Oude Testament

Nieuwe Testament

Lucas 9:1-16 Het Boek (HTB)

1. Op een dag riep Jezus de twaalf bij elkaar. Hij gaf hun macht en gezag om boze geesten uit te drijven en ziekten te genezen.

2. Daarna stuurde Hij hen erop uit om iedereen over het Koninkrijk van God te vertellen en zieken te genezen.

3. ‘Maar jullie mogen niets meenemen voor onderweg,’ zei Hij. ‘Geen wandelstok, geen tas, geen eten, geen geld, zelfs geen extra mantel.

4. Word je in een huis uitgenodigd, blijf daar dan logeren tot je verder gaat naar de volgende plaats.

5. Als ze in een stad niets van je willen weten, moet je daar meteen weggaan. Schud het stof van je voeten af.’

6. De leerlingen gingen de dorpen langs. Ze vertelden overal het goede nieuws en genazen de zieken.

7. Gouverneur Herodes hoorde over de geweldige dingen die Jezus deed en hij wist niet wat hij ervan moest denken. Sommigen zeiden: ‘Het is Johannes de Doper die weer levend is geworden.’

8. Anderen zeiden: ‘Het is Elia of in ieder geval een van de oude profeten die is teruggekomen uit de dood.’ Er deden allerlei geruchten de ronde.

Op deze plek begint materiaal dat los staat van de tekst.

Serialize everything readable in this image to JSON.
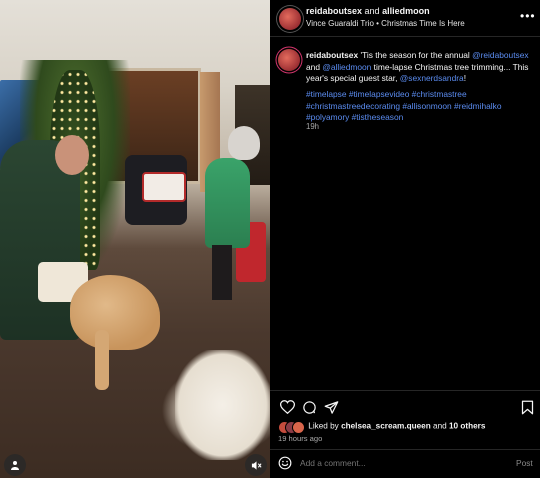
{
  "header": {
    "account_primary": "reidaboutsex",
    "and_text": "and",
    "account_secondary": "alliedmoon",
    "song_artist": "Vince Guaraldi Trio",
    "separator": "•",
    "song_title": "Christmas Time Is Here",
    "more_icon": "more-horizontal-icon"
  },
  "caption": {
    "author": "reidaboutsex",
    "text_part1": "'Tis the season for the annual",
    "mention1": "@reidaboutsex",
    "text_part2": "and",
    "mention2": "@alliedmoon",
    "text_part3": "time-lapse Christmas tree trimming... This year's special guest star,",
    "mention3": "@sexnerdsandra",
    "text_part4": "!",
    "hashtags_line1": "#timelapse #timelapsevideo #christmastree",
    "hashtags_line2": "#christmastreedecorating #allisonmoon #reidmihalko",
    "hashtags_line3": "#polyamory #tistheseason",
    "time": "19h"
  },
  "actions": {
    "like_icon": "heart-icon",
    "comment_icon": "comment-icon",
    "share_icon": "share-icon",
    "save_icon": "bookmark-icon"
  },
  "likes": {
    "prefix": "Liked by",
    "user": "chelsea_scream.queen",
    "suffix": "and",
    "others": "10 others"
  },
  "posted": "19 hours ago",
  "comment": {
    "placeholder": "Add a comment...",
    "post_label": "Post",
    "emoji_icon": "emoji-icon"
  },
  "media": {
    "tag_icon": "person-tag-icon",
    "mute_icon": "mute-icon"
  }
}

9. ‘Zou het Johannes zijn?’ vroeg Herodes zich af. ‘Maar die heb ik laten onthoofden. En toch hoor ik steeds verhalen over een man die wonderen doet. Wie zou dat toch zijn?’ En hij probeerde Jezus te zien te krijgen.

10. Na verloop van tijd kwamen de twaalf apostelen bij Jezus terug. Zij vertelden wat ze allemaal hadden gedaan. Omdat Jezus met hen alleen wilde zijn, trokken ze zich terug en gingen op weg naar de stad Betsaïda.

11. Maar de mensen begrepen wel waar Hij naar toe ging en liepen achter Hem aan. Jezus bleef vriendelijk en vertelde hun over het Koninkrijk van God en genas degenen die ziek waren.

12. Tegen de avond kwamen de twaalf bij Hem staan en zeiden: ‘U moet de mensen nu toch laten gaan! Dan kunnen zij nog eten kopen en onderdak vinden in de dorpen en boerderijen in de omtrek. Want in deze verlaten streek is niets te krijgen.’

13. ‘Geven jullie hun te eten,’ antwoordde Jezus. ‘Hoe dan?’ vroegen zij. ‘Wij hebben hier maar vijf broden en twee vissen. Of moeten wij voor al deze mensen eten gaan kopen?’

14. Want er waren maar liefst vijfduizend mannen! ‘Zeg tegen de mensen dat zij op de grond gaan zitten,’ zei Hij. ‘In groepen van vijftig.’

15. De leerlingen deden wat Hij had gezegd.

16. Jezus nam de vijf broden en de twee vissen, keek omhoog naar de hemel en dankte God ervoor. Daarna brak Hij er stukken af, gaf die aan zijn leerlingen en zij brachten ze naar de mensen.